Contextual inquiry revealed participants frequently checked timing data on mobile while watching the broadcast on a TV — making mobile a genuine primary interface for a significant portion of users. The mobile UI mirrors the desktop approach with full, condensed, and hidden timing states — letting users expose exactly as much data as they want. A dedicated "Watch" tab for highlights maintains parity with the desktop experience.

Mobile app home page during a race
Mobile 'home' during a race
Mobile app watch page during a race
Mobile 'watch' during a race

Decision #6

Pre-Race Narrative — Surfacing Storylines to Give Casual Fans Context Before Lights Out

Interview participants who described giving up during the race frequently mentioned not knowing the context going in — they arrived at a chaotic leaderboard with no understanding of the championship situation or team storylines. The redesigned home screen surfaces key storylines and live news before the race starts — giving casual fans enough context to care about what happens. A schedule screen with a local timezone toggle removes the mental overhead of timezone conversion, which was cited unprompted in three separate interviews as a persistent frustration.

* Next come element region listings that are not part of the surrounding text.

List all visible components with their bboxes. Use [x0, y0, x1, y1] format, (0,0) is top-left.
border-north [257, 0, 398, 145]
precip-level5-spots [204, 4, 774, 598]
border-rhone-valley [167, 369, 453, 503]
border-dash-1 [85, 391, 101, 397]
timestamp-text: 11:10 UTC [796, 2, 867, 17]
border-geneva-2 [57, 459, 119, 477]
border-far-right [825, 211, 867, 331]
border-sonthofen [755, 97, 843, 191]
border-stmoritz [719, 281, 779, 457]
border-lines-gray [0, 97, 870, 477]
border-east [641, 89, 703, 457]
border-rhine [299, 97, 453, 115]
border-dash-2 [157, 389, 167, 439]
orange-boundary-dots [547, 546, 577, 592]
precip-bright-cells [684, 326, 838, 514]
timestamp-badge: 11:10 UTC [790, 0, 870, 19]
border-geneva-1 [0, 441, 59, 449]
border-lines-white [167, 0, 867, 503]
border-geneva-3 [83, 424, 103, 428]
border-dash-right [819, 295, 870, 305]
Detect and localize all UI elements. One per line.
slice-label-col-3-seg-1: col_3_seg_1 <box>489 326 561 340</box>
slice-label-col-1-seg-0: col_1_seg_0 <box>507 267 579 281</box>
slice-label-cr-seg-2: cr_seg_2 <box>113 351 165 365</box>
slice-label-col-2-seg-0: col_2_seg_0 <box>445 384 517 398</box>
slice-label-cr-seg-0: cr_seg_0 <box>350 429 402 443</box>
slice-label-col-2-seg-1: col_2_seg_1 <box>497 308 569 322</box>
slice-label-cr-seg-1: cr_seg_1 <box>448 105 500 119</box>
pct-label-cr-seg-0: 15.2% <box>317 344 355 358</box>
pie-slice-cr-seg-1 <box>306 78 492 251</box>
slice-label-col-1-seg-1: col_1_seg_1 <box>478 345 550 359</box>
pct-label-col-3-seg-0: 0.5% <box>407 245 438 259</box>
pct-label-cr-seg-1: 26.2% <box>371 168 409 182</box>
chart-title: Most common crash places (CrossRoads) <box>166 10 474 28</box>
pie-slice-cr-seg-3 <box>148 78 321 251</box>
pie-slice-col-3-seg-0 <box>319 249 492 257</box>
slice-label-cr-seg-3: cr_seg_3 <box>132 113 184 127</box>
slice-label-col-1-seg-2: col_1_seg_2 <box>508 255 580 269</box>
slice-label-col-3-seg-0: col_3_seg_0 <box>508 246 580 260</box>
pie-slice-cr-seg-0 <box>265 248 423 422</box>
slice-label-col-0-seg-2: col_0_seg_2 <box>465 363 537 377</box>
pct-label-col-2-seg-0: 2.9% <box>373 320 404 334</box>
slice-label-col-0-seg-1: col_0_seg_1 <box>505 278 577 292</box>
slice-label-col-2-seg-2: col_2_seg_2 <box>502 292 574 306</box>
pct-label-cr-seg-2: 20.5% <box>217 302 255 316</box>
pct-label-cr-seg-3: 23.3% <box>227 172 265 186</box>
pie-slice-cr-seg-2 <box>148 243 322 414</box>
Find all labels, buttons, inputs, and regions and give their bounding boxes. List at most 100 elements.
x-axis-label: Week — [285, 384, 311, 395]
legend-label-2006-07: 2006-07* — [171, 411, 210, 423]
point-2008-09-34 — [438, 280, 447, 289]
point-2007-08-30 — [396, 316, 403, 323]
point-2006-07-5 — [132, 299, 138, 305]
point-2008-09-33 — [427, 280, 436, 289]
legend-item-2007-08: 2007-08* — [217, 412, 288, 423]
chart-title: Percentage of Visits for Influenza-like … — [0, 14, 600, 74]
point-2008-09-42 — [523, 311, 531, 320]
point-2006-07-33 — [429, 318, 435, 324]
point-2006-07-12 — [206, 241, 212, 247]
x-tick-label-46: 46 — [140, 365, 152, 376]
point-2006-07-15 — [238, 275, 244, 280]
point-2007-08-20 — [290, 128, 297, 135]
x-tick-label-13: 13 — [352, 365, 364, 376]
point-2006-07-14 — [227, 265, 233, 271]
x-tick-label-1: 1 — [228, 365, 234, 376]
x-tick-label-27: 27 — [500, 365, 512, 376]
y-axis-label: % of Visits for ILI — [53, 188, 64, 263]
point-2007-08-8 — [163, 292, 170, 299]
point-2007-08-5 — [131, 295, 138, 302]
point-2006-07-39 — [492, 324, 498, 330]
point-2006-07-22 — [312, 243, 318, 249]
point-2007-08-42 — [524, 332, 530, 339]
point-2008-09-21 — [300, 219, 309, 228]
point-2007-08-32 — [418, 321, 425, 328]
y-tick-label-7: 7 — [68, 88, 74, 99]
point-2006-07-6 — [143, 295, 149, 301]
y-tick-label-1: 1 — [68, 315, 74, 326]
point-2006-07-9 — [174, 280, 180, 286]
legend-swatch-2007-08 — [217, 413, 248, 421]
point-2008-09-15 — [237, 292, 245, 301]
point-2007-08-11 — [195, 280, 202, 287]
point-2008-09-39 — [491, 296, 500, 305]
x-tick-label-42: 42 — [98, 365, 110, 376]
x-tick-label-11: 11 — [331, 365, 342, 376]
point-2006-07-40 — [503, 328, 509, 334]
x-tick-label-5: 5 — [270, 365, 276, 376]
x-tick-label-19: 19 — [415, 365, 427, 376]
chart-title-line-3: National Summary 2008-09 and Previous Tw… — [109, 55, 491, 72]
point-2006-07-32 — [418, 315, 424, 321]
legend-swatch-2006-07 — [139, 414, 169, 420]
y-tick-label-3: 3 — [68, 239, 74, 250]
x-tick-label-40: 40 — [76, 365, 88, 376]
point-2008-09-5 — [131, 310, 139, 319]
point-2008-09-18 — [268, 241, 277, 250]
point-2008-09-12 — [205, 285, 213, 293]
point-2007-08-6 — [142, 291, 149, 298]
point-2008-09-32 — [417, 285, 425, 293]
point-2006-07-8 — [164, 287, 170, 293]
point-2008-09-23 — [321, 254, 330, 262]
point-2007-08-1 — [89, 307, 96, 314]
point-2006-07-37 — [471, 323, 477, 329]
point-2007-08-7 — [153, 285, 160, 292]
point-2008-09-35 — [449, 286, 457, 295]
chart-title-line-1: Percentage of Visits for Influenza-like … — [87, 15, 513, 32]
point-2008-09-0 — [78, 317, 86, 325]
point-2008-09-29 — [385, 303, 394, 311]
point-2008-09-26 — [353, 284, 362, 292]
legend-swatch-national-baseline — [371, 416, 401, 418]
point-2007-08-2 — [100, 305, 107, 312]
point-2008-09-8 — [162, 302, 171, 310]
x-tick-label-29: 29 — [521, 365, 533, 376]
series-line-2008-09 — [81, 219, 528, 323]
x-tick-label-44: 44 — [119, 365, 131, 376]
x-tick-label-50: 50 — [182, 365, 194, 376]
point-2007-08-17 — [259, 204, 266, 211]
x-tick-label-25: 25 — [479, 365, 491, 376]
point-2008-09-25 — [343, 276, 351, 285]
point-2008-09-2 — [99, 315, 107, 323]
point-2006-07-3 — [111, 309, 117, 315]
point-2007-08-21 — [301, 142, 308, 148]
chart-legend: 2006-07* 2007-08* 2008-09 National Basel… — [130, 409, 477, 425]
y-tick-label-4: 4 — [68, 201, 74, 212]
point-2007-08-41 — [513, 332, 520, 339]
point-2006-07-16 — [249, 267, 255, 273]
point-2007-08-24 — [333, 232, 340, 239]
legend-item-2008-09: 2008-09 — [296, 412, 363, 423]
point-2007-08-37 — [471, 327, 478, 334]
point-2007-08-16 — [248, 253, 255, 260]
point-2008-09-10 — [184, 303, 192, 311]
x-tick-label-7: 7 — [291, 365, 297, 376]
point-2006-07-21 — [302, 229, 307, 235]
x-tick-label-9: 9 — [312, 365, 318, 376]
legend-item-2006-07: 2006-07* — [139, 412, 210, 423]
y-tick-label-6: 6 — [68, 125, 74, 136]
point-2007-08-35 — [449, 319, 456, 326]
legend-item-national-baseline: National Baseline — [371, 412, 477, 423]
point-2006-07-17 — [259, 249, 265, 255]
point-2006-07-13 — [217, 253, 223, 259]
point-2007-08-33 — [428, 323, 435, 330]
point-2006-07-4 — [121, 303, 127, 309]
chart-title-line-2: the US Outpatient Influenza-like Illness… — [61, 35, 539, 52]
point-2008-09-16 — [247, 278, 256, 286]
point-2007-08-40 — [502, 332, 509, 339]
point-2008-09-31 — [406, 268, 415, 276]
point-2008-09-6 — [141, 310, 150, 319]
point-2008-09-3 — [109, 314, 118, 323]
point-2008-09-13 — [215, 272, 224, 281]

Mobile app home page pre-race
Mobile 'home' pre-race
Mobile app schedule page
Mobile 'schedule' page

Testing Confirmed Navigation — and Surfaced a Critical Sidebar Flaw

Tested the high-fidelity prototype with 5 participants across three structured tasks: switching between Full and Condensed timing modes, using the replay scrubber to return to a missed moment, and locating recent on-track highlights. All participants completed all three tasks on the first attempt with minor hesitation only. The primary finding that drove a design change was the combined class sidebar — all 5 participants expressed frustration at not being able to control data density per class independently, leading to the independent toggle system described in Decision #1.

Reflections & Takeaways

Information Hierarchy Was the Core Design ProblemWith enormous data volumes, defining who sees what — and when — produced more value than any single UI decision. The breakthrough was treating progressive disclosure as an architectural constraint, not a visual polish step — which is why it was validated in lo-fi before any high-fidelity work began.

Small Testing Pool, Enthusiast SkewRecruiting from personal network produced participants who were already deeply engaged with WEC. In a production setting, broader-scale research would be needed to validate concepts — particularly around the casual fan experience, as my sampling method for recruitment was flawed and skewed.

Live Observation Produced Data That Interviews Alone Couldn'tThe 10+ app switches per hour figure only emerged because I was watching participants during the race — not asking them about it afterwards. Self-reported behaviour would have undercounted significantly. The contextual inquiry format was essential to the validity of the core finding.